И молилась об одном: только бы не опоздать.
ТомасЗвук мотора выдернул меня из пьяной дремы у камина. Я пошатнулся, поднимаясь со стула, который Кэти придвинула к огню, споткнулся о полупустую бутылку, отодвинул письмо подальше от жадной каминной пасти. Добравшись до окна, я увидел Кэти, которая подсвечивала себе фонариком по пути от машины к грузовику. А ведь я не закрыл дверь со стороны водителя. Она заглянула, наклонилась, и я понял, что она увидела. Револьвер, мой бумажник, ключи и стопку наличных поверх потертого мешка.
Мой план был более чем очевиден.
Тупая злость пересилила даже отчаянье. Я же велел ей не приходить. Пинком распахнув дверь, я вышел в холодный лунный свет. Она подпрыгнула, дико оглянулась, уронила фонарик и снова нырнула в кабину. И развернулась ко мне, сжимая револьвер двумя руками, словно боялась, что он взорвется. Но потом Кэти бесстрашно выщелкнула барабан и начала вытряхивать пули одну за другой. Я дошел до нее в тот миг, когда последняя пуля упала на землю. И вырвал пустой револьвер из ее рук.

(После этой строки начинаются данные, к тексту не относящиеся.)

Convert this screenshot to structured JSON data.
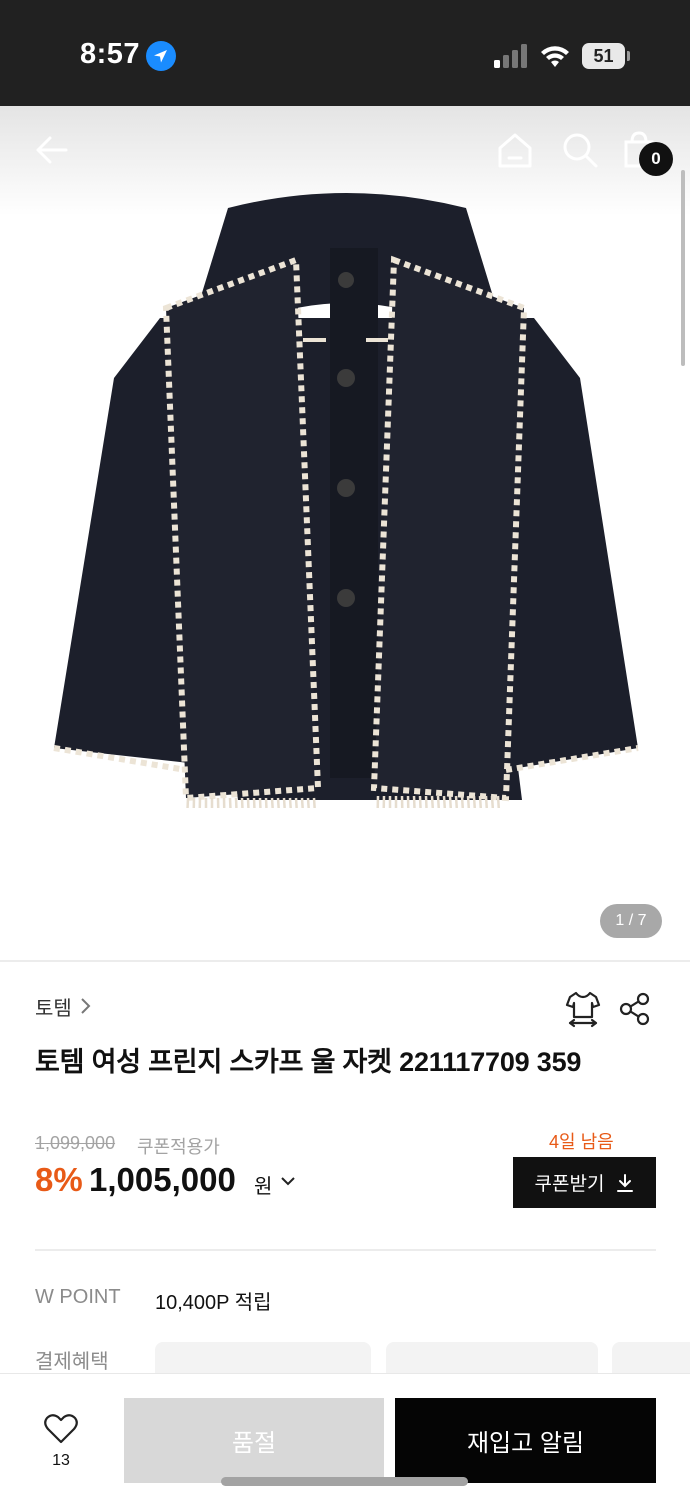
{
  "status_bar": {
    "time": "8:57",
    "battery": "51"
  },
  "header": {
    "cart_count": "0"
  },
  "gallery": {
    "counter": "1 / 7"
  },
  "product": {
    "brand": "토템",
    "title": "토템 여성 프린지 스카프 울 자켓 221117709 359"
  },
  "price": {
    "original": "1,099,000",
    "coupon_note": "쿠폰적용가",
    "days_left": "4일 남음",
    "discount": "8%",
    "sale": "1,005,000",
    "currency": "원",
    "coupon_button": "쿠폰받기"
  },
  "benefits": {
    "wpoint_label": "W POINT",
    "wpoint_value": "10,400P 적립",
    "payment_label": "결제혜택"
  },
  "bottom_bar": {
    "like_count": "13",
    "soldout_label": "품절",
    "restock_label": "재입고 알림"
  },
  "colors": {
    "accent": "#e85a17",
    "status_bar_bg": "#212121",
    "primary_button": "#050505",
    "disabled_button": "#d8d8d8",
    "jacket": "#1c1f2b",
    "trim": "#ece4d6"
  },
  "icons": {
    "status": [
      "location-arrow-icon",
      "signal-icon",
      "wifi-icon",
      "battery-icon"
    ],
    "header": [
      "back-arrow-icon",
      "home-icon",
      "search-icon",
      "cart-icon"
    ],
    "product": [
      "chevron-right-icon",
      "size-fit-icon",
      "share-icon",
      "chevron-down-icon",
      "download-icon",
      "heart-icon"
    ]
  }
}
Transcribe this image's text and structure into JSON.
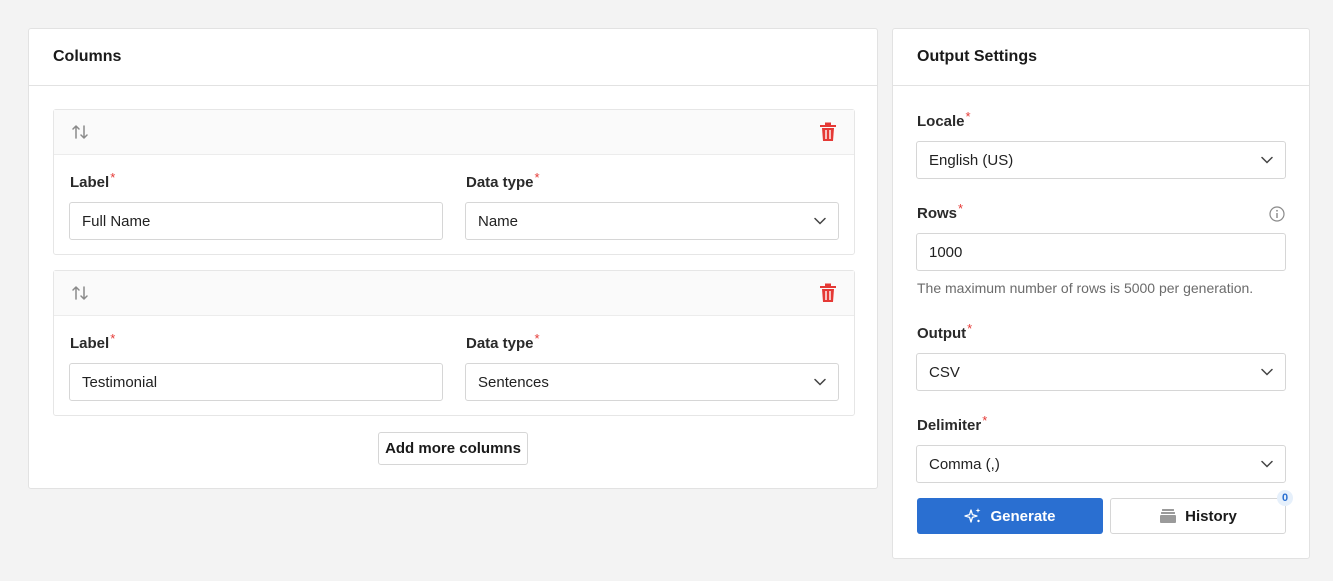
{
  "columns_panel": {
    "title": "Columns",
    "add_more_label": "Add more columns",
    "columns": [
      {
        "label_caption": "Label",
        "label_value": "Full Name",
        "type_caption": "Data type",
        "type_value": "Name"
      },
      {
        "label_caption": "Label",
        "label_value": "Testimonial",
        "type_caption": "Data type",
        "type_value": "Sentences"
      }
    ]
  },
  "settings_panel": {
    "title": "Output Settings",
    "locale": {
      "label": "Locale",
      "value": "English (US)"
    },
    "rows": {
      "label": "Rows",
      "value": "1000",
      "hint": "The maximum number of rows is 5000 per generation."
    },
    "output": {
      "label": "Output",
      "value": "CSV"
    },
    "delimiter": {
      "label": "Delimiter",
      "value": "Comma (,)"
    },
    "generate_label": "Generate",
    "history_label": "History",
    "history_count": "0"
  },
  "required_marker": "*",
  "icons": {
    "sort": "sort-arrows-icon",
    "delete": "trash-icon",
    "dropdown": "chevron-down-icon",
    "info": "info-icon",
    "generate": "sparkle-icon",
    "history": "archive-icon"
  },
  "colors": {
    "accent": "#2a6fd1",
    "danger": "#e53935",
    "required": "#e53935",
    "background": "#f3f3f3"
  }
}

– Отдай, – скомандовала она. – Мать твою, быстро отдай револьвер.
– Не могу. – Мы терялись в тенях, я слышал только хриплое от злости дыхание Кэти и не сразу понял, что она делает. Она сжала покрытую шрамами руку в кулак.
И ударила меня по зубам.
Больно не было, но краем сознания я понял, что глотаю кровь. Я был слишком пьян, слишком оглушен, чтобы что-то понять, хотя сила удара заставила меня отступить. Кэти попыталась выхватить револьвер, но я поднял руку, другой упираясь в ее плечо. И не пустил дальше. Она снова издала звук, глубокий, очень женственный и очень яростный. Изогнулась и сбросила мою руку.
Мы смотрели друг на друга, как боксеры на ринге.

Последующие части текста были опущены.